The foundation for this legacy was laid far back in 1952, when the city hosted a leg of the first international film festival in India. It was conceptualised as a six-week mobile film fair and organised by the Films Division of the Government of India.
The festival, opening in Bombay, would travel to Madras, Delhi and Calcutta, spending one week in each of the cities. Patrons were promised as many as 40 features and 100 documentaries from 23 countries. This was a first, not merely for the country but for the entire Asian subcontinent, at the time.
In Madras, films were screened in theatres like New Elphinstone, Sagar, Select, Minerva, and Crown between February 7 and 14. However the primary attraction was the open-air theatre constructed at the Congress Grounds in Teynampet by the Cine Technicians Association of South India (CTA)
Ninety-year-old N. Krishnaswamy, who was then the secretary of the association, says, “The secret of success was the giant 50X30 feet screen we erected instead of the regular 20-feet-high one. A road was laid for vehicles to navigate freely inside the forested area. A palatial structure designed by art director T. Janaki Ram was built to house the projector at the behest of S.S. Vasan. People had never watched a movie on this scale before.”
Producers and directors visiting from various countries were hugely impressed. Mr. Krishnaswamy recalls how representatives of Paramount Pictures, showcasing their film ‘The Greatest Show on Earth’, immediately changed their venue from New Elphinstone theatre after visiting the open-air theatre in Teynampet. American film director Frank Capra even took Mr. Krishnaswamy and his team to Delhi, to replicate the theatre at the Feroze Shah Kotla stadium.

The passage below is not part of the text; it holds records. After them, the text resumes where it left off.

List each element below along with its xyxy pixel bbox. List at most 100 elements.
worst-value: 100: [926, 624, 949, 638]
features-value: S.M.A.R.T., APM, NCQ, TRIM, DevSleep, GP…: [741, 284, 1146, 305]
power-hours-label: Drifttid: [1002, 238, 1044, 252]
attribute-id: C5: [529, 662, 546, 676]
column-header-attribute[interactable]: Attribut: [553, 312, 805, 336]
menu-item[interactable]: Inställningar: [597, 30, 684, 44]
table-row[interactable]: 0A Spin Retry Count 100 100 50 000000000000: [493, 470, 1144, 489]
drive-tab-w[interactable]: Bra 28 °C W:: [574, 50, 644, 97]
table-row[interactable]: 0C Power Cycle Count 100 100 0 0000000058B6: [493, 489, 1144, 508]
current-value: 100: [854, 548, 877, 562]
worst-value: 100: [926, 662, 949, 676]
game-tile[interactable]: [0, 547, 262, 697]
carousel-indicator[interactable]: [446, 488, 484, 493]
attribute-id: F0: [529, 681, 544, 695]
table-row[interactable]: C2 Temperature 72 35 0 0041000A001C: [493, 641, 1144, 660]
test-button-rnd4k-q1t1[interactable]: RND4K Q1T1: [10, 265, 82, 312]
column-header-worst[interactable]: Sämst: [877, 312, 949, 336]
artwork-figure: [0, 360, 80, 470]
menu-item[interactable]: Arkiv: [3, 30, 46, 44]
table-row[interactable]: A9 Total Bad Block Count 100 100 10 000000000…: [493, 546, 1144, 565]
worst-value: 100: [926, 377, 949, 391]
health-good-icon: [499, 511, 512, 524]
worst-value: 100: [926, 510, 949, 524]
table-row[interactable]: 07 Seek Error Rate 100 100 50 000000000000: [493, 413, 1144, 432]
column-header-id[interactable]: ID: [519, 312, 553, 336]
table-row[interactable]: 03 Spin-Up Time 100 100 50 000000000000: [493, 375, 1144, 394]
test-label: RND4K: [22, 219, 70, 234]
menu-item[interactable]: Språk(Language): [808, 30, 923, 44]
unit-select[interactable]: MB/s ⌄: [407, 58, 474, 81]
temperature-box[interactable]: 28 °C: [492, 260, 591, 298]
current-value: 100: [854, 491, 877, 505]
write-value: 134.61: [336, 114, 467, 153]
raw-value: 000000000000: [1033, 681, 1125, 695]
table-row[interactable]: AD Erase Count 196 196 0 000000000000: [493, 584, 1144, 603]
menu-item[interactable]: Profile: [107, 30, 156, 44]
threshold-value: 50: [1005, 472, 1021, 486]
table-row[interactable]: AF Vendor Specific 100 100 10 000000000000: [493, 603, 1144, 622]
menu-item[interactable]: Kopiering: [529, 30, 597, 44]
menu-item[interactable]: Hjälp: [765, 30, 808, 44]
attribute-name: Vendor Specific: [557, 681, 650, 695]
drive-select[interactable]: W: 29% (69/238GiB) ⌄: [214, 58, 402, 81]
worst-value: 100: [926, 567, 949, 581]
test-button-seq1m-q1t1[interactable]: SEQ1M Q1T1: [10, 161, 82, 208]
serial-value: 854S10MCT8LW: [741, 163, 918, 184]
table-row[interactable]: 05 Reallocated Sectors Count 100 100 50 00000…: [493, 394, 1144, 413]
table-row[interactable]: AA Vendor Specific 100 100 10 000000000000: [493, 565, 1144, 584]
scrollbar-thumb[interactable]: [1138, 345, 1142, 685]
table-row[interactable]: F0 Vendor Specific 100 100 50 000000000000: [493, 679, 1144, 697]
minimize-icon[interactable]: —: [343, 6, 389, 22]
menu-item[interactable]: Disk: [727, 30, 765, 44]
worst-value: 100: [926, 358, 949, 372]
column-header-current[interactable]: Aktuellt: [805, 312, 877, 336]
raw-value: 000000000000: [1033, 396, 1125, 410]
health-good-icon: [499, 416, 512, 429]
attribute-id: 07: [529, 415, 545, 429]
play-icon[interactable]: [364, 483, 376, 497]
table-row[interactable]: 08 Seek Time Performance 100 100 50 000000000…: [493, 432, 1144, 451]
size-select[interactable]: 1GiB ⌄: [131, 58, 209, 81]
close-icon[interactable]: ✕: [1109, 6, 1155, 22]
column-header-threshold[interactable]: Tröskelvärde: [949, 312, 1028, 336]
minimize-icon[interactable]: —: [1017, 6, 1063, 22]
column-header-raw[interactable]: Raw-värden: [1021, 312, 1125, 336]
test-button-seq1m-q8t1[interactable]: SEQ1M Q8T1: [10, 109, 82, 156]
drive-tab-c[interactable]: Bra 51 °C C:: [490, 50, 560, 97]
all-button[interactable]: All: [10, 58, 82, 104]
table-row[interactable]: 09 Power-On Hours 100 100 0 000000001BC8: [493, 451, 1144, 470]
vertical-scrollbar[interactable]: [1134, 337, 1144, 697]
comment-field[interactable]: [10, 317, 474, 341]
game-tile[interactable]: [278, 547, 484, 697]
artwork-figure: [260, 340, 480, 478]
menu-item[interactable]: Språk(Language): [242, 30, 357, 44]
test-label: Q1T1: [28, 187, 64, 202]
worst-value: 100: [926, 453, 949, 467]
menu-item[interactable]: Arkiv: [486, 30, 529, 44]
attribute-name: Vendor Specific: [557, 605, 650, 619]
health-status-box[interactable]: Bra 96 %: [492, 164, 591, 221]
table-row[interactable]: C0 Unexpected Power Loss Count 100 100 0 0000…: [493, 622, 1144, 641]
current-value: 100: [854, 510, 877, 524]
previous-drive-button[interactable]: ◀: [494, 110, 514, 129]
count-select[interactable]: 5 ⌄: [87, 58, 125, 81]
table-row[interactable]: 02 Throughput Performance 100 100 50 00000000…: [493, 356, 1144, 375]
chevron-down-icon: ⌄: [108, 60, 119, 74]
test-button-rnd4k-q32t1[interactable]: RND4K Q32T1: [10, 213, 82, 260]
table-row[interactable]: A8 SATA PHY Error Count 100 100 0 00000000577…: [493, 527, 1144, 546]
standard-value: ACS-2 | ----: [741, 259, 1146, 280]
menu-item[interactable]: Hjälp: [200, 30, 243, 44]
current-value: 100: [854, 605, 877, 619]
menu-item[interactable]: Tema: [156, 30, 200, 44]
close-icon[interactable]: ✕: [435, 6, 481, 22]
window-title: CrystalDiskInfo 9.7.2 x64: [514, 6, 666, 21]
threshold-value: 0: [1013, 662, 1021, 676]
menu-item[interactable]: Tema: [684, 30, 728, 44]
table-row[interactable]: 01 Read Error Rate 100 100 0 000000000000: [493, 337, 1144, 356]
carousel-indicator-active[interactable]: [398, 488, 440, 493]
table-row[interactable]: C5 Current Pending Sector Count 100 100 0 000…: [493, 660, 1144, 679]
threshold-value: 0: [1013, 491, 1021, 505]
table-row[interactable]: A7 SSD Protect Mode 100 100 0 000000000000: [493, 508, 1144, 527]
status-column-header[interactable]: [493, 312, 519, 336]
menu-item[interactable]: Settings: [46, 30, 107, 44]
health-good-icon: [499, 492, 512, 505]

At the Congress grounds, the CTA also organised an ‘exhibit shooting’ on two evenings. Essentially a staged demonstration of a film shooting, the scripts in Tamil and Telugu were developed quickly so that it could be relayed on subsequent days. Popular Tamil actor T.R. Ramachandran and iconic director S. Balachander played the clapper boy and director, respectively, in these performances.
Reports in The Hindu testified to films running to packed houses. Writer R.K. Narayan also confessed to being amazed at the winding queues outside ticket windows for foreign films.